Asthma (Az-muh) is a chronic disease that affects your airways. The airways are the tubes that carry air in and out of your lungs. If you have asthma, the inside walls of your airways are inflamed (swollen). The inflammation (IN-fla-MAY-shun) makes the airways very sensitive, and they tend to react strongly to things that you are allergic to or find irritating. When the airways react, they get narrower, and less air flows through to your lung tissue. This causes symptoms like wheezing (a whistling sound when you breathe), coughing, chest tightness, and trouble breathing, especially at night and in the early morning.
Asthma is a chronic disease of the respiratory system in which the airway occasionally constricts, becomes inflamed, and is lined with excessive amounts of mucus, often in response to one or more triggers. In children, the most common triggers are viral illnesses such as those that cause the common cold.This airway narrowing causes symptoms such as wheezing, shortness of breath, chest tightness, and coughing. The airway constriction responds to bronchodilators.
Asthma affects a person's bronchial (pronounced: brahn-kee-ul) tubes, also known as airways. When a person breathes normally, air is taken in through the nose or mouth and then goes into the trachea (windpipe), passing through the bronchial tubes, into the lungs, and finally back out again. But people with asthma have airways that are inflamed.
Cough Symptoms of Asthma
Frequent Cough: All of us cough once in a while when we have a tickle or breathe in something irritating. It's our body's way of keeping our air passages clear. But, if you cough many times every day or find yourself waking up at night with a cough or a tickle that won't quit, it could be a symptom of asthma.
Shortness of breath: You are said to be short of breath when your chest feels tight and you have the sensation that you can't catch your breath or get all the air you need. Some people feel panicky when they are short of breath.

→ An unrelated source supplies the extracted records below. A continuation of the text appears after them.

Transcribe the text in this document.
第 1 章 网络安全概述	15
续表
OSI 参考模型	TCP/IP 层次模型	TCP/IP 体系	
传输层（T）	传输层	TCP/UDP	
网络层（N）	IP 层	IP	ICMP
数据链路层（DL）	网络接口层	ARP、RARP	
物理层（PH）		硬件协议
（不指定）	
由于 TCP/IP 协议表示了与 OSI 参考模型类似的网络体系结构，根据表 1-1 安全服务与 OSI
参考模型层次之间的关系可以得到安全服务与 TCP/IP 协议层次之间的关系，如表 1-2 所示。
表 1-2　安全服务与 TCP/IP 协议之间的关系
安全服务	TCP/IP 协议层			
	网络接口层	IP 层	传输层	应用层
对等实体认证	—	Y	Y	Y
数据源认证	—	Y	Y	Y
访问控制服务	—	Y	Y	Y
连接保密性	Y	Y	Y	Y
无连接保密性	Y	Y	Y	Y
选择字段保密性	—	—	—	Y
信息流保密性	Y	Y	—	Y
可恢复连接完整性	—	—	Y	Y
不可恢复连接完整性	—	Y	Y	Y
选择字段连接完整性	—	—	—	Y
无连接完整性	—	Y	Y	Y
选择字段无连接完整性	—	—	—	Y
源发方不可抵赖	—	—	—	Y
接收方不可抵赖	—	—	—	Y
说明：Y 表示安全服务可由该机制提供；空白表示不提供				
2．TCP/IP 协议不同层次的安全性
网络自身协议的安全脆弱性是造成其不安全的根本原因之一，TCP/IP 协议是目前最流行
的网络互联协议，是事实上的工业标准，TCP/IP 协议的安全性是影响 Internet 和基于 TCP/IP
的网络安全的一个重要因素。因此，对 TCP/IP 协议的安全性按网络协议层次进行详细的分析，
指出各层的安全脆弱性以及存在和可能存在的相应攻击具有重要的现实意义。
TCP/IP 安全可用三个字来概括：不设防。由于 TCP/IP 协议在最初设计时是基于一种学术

Asthma coughs, on the other hand, are most often dry coughs caused by bronchial spasms. Since there's nothing to bring up, there's no way for an asthma cough to be 'productive', though you may hear rattling or 'crinkling' sounds if you listen to the chest of a child when they cough.

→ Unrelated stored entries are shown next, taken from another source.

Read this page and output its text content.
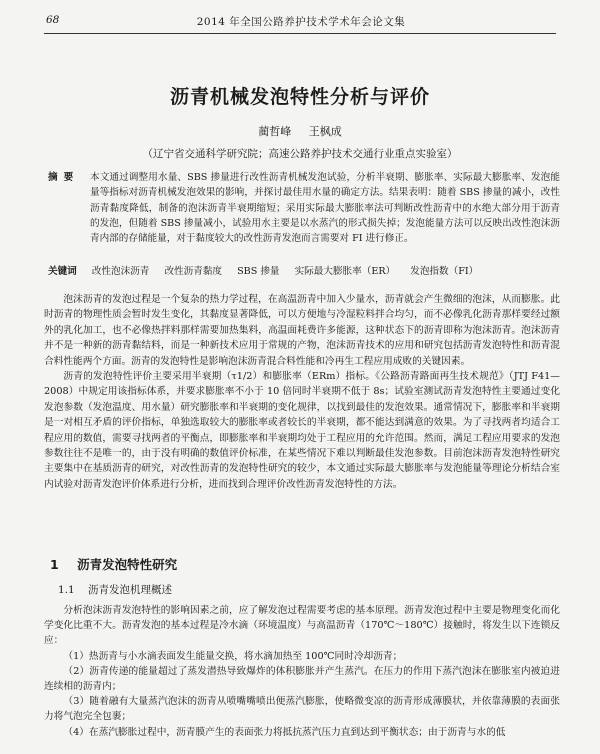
68	2014 年全国公路养护技术学术年会论文集
沥青机械发泡特性分析与评价
蔺哲峰 王枫成
（辽宁省交通科学研究院；高速公路养护技术交通行业重点实验室）
摘要 本文通过调整用水量、SBS 掺量进行改性沥青机械发泡试验，分析半衰期、膨胀率、实际最大膨胀率、发泡能量等指标对沥青机械发泡效果的影响，并探讨最佳用水量的确定方法。结果表明：随着 SBS 掺量的减小，改性沥青黏度降低，制备的泡沫沥青半衰期缩短；采用实际最大膨胀率法可判断改性沥青中的水绝大部分用于沥青的发泡，但随着 SBS 掺量减小，试验用水主要是以水蒸汽的形式损失掉；发泡能量方法可以反映出改性泡沫沥青内部的存储能量，对于黏度较大的改性沥青发泡而言需要对 FI 进行修正。
关键词 改性泡沫沥青 改性沥青黏度 SBS 掺量 实际最大膨胀率（ER） 发泡指数（FI）

泡沫沥青的发泡过程是一个复杂的热力学过程，在高温沥青中加入少量水，沥青就会产生微细的泡沫，从而膨胀。此时沥青的物理性质会暂时发生变化，其黏度显著降低，可以方便地与冷湿粒料拌合均匀，而不必像乳化沥青那样要经过额外的乳化加工，也不必像热拌料那样需要加热集料，高温面耗费许多能源，这种状态下的沥青即称为泡沫沥青。泡沫沥青并不是一种新的沥青黏结料，而是一种新技术应用于常规的产物，泡沫沥青技术的应用和研究包括沥青发泡特性和沥青混合料性能两个方面。沥青的发泡特性是影响泡沫沥青混合料性能和冷再生工程应用成败的关键因素。

沥青的发泡特性评价主要采用半衰期（τ1/2）和膨胀率（ERm）指标。《公路沥青路面再生技术规范》（JTJ F41—2008）中规定用该指标体系，并要求膨胀率不小于 10 倍同时半衰期不低于 8s；试验室测试沥青发泡特性主要通过变化发泡参数（发泡温度、用水量）研究膨胀率和半衰期的变化规律，以找到最佳的发泡效果。通常情况下，膨胀率和半衰期是一对相互矛盾的评价指标，单独选取较大的膨胀率或者较长的半衰期，都不能达到满意的效果。为了寻找两者均适合工程应用的数值，需要寻找两者的平衡点，即膨胀率和半衰期均处于工程应用的允许范围。然而，满足工程应用要求的发泡参数往往不是唯一的，由于没有明确的数值评价标准，在某些情况下难以判断最佳发泡参数。目前泡沫沥青发泡特性研究主要集中在基质沥青的研究，对改性沥青的发泡特性研究的较少，本文通过实际最大膨胀率与发泡能量等理论分析结合室内试验对沥青发泡评价体系进行分析，进而找到合理评价改性沥青发泡特性的方法。

1 沥青发泡特性研究
1.1 沥青发泡机理概述

分析泡沫沥青发泡特性的影响因素之前，应了解发泡过程需要考虑的基本原理。沥青发泡过程中主要是物理变化而化学变化比重不大。沥青发泡的基本过程是冷水滴（环境温度）与高温沥青（170℃～180℃）接触时，将发生以下连锁反应：

（1）热沥青与小水滴表面发生能量交换，将水滴加热至 100℃同时冷却沥青；

（2）沥青传递的能量超过了蒸发潜热导致爆炸的体积膨胀并产生蒸汽。在压力的作用下蒸汽泡沫在膨胀室内被迫进连续相的沥青内；

（3）随着融有大量蒸汽泡沫的沥青从喷嘴嘴喷出便蒸汽膨胀，使略微变凉的沥青形成薄膜状，并依靠薄膜的表面张力将气泡完全包裹；

（4）在蒸汽膨胀过程中，沥青膜产生的表面张力将抵抗蒸汽压力直到达到平衡状态；由于沥青与水的低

In some people with mild asthma, a cough is the only symptom. There are scientifically proven natural herbal formulas that have been developed to provide gentle, safe and effective natural relief from the respiratory symptoms of asthma. If you have a more advanced asthma condition, and if you are dissatisfied with the outcome of other treatments or preventive measures, you will benefit most from a combination of natural remedies.
Asthma and eosinophilic bronchitis can be treated with inhaled corticosteroids, which combat inflammation in the airways to reduce asthma symptoms.
Asthma with children or even adults who may only cough and show no wheezing.
Stomach acid coming back up the gullet and spilling over into the windpipe referred as gastro-oesophageal reflux.
Medicines used in heart disease called angiotensin converting enzyme (ACE) matters.
Bacterial or viral infections in the lungs, for example, acute bronchitis, pneumonia, whooping cough, croup in children.
Asthma coughs, on the other hand, are most often dry coughs caused by bronchial spasms. Since there's nothing to bring up, there's no way for an asthma cough to be 'productive', though you may hear rattling or 'crinkling' sounds if you listen to the chest of a child when they cough. There are two basic types of coughs, chest coughs and dry coughs.